Friday, November 23, 2007

gravity's rainbow

Elevator operation on Thanksgiving Day is a total bore. I was bored last night, but someone from the eleventh floor gave me a plate of turkey and stuffing and yams and cranberry sauce, so it wasn’t all bad.
Boredom, and the ability to deal with it constructively, is a big part of the elevator operator’s trade. I sit for 8 hours, near the elevator. When the elevator rings, I drive it up and collect whoever rang the bell. when someone comes in, I help them with their load, if necessary, and drive them up. On a typical working day, I give about 50 elevator rides. Over 8 hours, it works out to one every 7 or eight minutes, but there are rush times, so I can sit idle for as long as an hour sometimes, and then stand in the elevator for ten minutes going up and down and up and down.
But on days like Thanksgiving, all the guests arrive at the time specified, and they all stay up there for hours and hours while we go crazy in the lobby from boredom. The doorman listens to the radio, and I try to read.
` Gravity’s Rainbow is a big important novel by Thomas Pynchon, and I’ve been banging my head against it for weeks now. It’s almost turned me off to reading completely.
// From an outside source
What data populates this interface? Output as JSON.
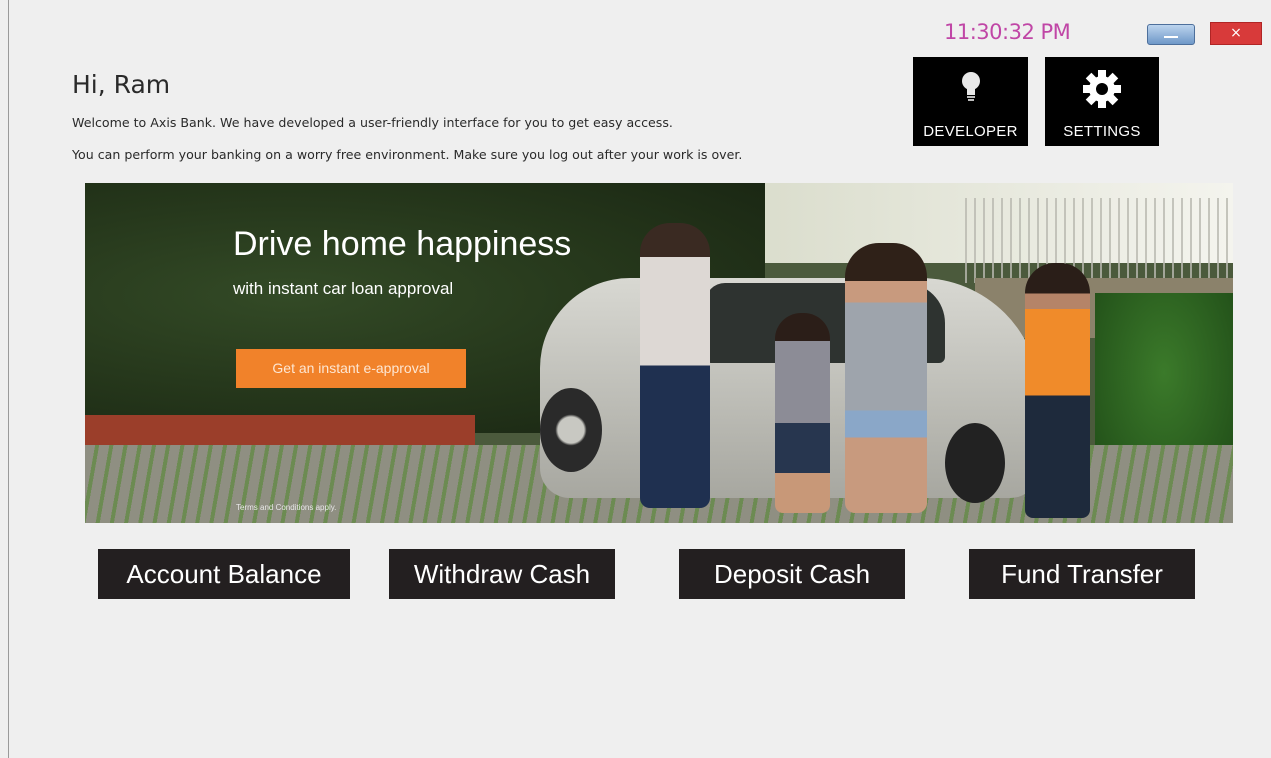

It is set in Europe during the last part of World War Two and it’s immediate aftermath. The central characters work in Psy-Ops, and the V-2 rocket looms throughout. There’s lots of weird sex and decadence, and everyone’s paranoid. Slothrop, the American character who the plot mostly follows, was in London for the Blitz, and afterward wanders through Europe looking for some chemical compound critical to the construction of the rocket. Drinking and drugging his way through Paris and Berlin, he meets crazy characters along the way, which unfolds with Pynchon’s perversely playful prose. I worked on it last night, but it’s slow going. It stopped being fun on about page 588. I really just want to see what happens and be done with it, but you have to read the whole thing to know that, thus my frustration.